He aquí pues tres aspectos principales
del mundo: los deseos de la carne, los deseos de los ojos, y la vanagloria de
la vida. Examinémoslos.
Los
deseos de la carne son aquellos impulsos
que nos inclinan a satisfacer los apetitos de los sentidos: buena comida hasta
el exceso (gula); bebidas espiritosas que nos hacen perder el dominio de
nosotros mismos (embriaguez); el amor del ocio y de los entretenimientos que
nos llevan a "matar el tiempo" en distracciones vanas y peligrosas,
que no demandan esfuerzo; la sensualidad que no sólo es sexo, sino también
bailar, flirtear, seducir, deleitarse contemplando lo que no se debe. Cosas
éstas que el mundo promueve y vende con mucho éxito.

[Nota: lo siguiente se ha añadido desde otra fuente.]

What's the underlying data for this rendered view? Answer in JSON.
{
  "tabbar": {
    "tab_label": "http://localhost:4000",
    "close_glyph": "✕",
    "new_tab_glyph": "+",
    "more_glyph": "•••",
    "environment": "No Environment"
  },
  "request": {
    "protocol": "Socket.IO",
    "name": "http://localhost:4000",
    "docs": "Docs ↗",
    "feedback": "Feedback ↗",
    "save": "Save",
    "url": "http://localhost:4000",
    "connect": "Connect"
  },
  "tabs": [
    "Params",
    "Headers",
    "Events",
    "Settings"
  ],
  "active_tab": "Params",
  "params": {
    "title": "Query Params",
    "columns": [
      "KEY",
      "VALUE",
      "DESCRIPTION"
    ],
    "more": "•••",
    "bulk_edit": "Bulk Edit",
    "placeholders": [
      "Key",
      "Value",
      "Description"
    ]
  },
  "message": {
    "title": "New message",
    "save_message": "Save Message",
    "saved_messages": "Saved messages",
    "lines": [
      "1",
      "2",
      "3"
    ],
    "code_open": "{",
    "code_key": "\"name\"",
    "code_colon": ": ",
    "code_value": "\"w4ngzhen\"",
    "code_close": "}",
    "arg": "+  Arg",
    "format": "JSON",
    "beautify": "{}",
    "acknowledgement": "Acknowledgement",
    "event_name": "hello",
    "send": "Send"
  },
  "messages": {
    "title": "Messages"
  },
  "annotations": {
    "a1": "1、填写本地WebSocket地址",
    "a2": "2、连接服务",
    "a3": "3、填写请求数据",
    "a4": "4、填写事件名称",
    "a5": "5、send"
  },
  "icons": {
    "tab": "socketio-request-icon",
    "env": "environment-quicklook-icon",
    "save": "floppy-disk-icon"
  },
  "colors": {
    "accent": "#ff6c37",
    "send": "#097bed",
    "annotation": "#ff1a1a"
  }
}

Pablo plantea la ley de los opuestos en este combate: "Porque el deseo de la carne es contra
el Espíritu, y el del Espíritu es contra la carne, y ambos se oponen entre sí
para que no hagáis lo que quisiereis" (Gal 5:17).
Jalado simultáneamente
por fuerzas opuestas el cristiano se encuentra muchas veces paralizado
por las tendencias que luchan sin tregua ni cuartel en su interior. El
conflicto se da dentro de sí mismo. Si cede a la carne arrincona sus
aspiraciones espirituales, su fe se entibia y corre peligro de extinguirse. Si
sigue al llamado del espíritu, su carne se aflige, llora y reclama sus
derechos.
¿Qué puede hacer el cristiano en este dilema para no
dejar que la carne lo venza? Alimentar su espíritu y dejar morir de hambre a
sus tendencias carnales. Se alimenta el espíritu con la lectura de la palabra
de Dios y la oración, frecuentando la compañía de otros cristianos y alejándose
de las compañías mundanas, "no
dejando de congregarse como algunos tienen por costumbre..." (Hb
10:25).
Bien dice el refrán: "Dime con quién andas y yo te
diré quién eres". Es sabio buscar la compañía de los que son mejores que
uno, no la de los que son peores.
Se priva de alimento a la carne cerrando la puerta de los
ojos y de los oídos a todo lo que la estimula: lecturas, espectáculos,
imágenes, conversaciones que excitan los sentidos. Nadie es inmune a los
estímulos que despiertan las glándulas endocrinas que secretan ciertas
hormonas. Es un fenómeno natural. Cada cuál sabe qué es lo que lo afecta, y
hará bien en evitarlo.
Los
deseos de los ojos se dirigen a las cosas
que nos atraen cuando las vemos y que despiertan en nosotros el afán por
poseerlas, cosas en las que ciframos ilusamente nuestra felicidad. No se trata
sólo de las miradas lascivas a las que se refirió Jesús cuando dijo: "Cualquiera que mire a una mujer para
codiciarla,
ya adulteró con
ella en su corazón" (Mt 5:28). Sino se
trata también del inmenso atractivo que tienen sobre nosotros lo que llamamos "bienes de consumo", tan estimados
hoy por el mundo: vestidos elegantes, ropa fina, relojes de última moda,
lapiceros costosos, celulares sofisticados, aparatos de radio, equipos de
música, computadoras, automóviles... La lista es interminable. Todos esos
pequeños ídolos que nos ofrece la propaganda de los que quieren quedarse con
nuestro dinero. ¿Cuánta gente se endeuda por comprarlas y después se desespera
cuando se les vencen las cuotas?
Hay gente que calma su angustia saliendo de compras y que
llenan sus roperos y los ambientes de sus casas de cosas que nunca van a poder
usar. Tienen los ojos más grandes que sus bolsillos. Es una verdadera adicción.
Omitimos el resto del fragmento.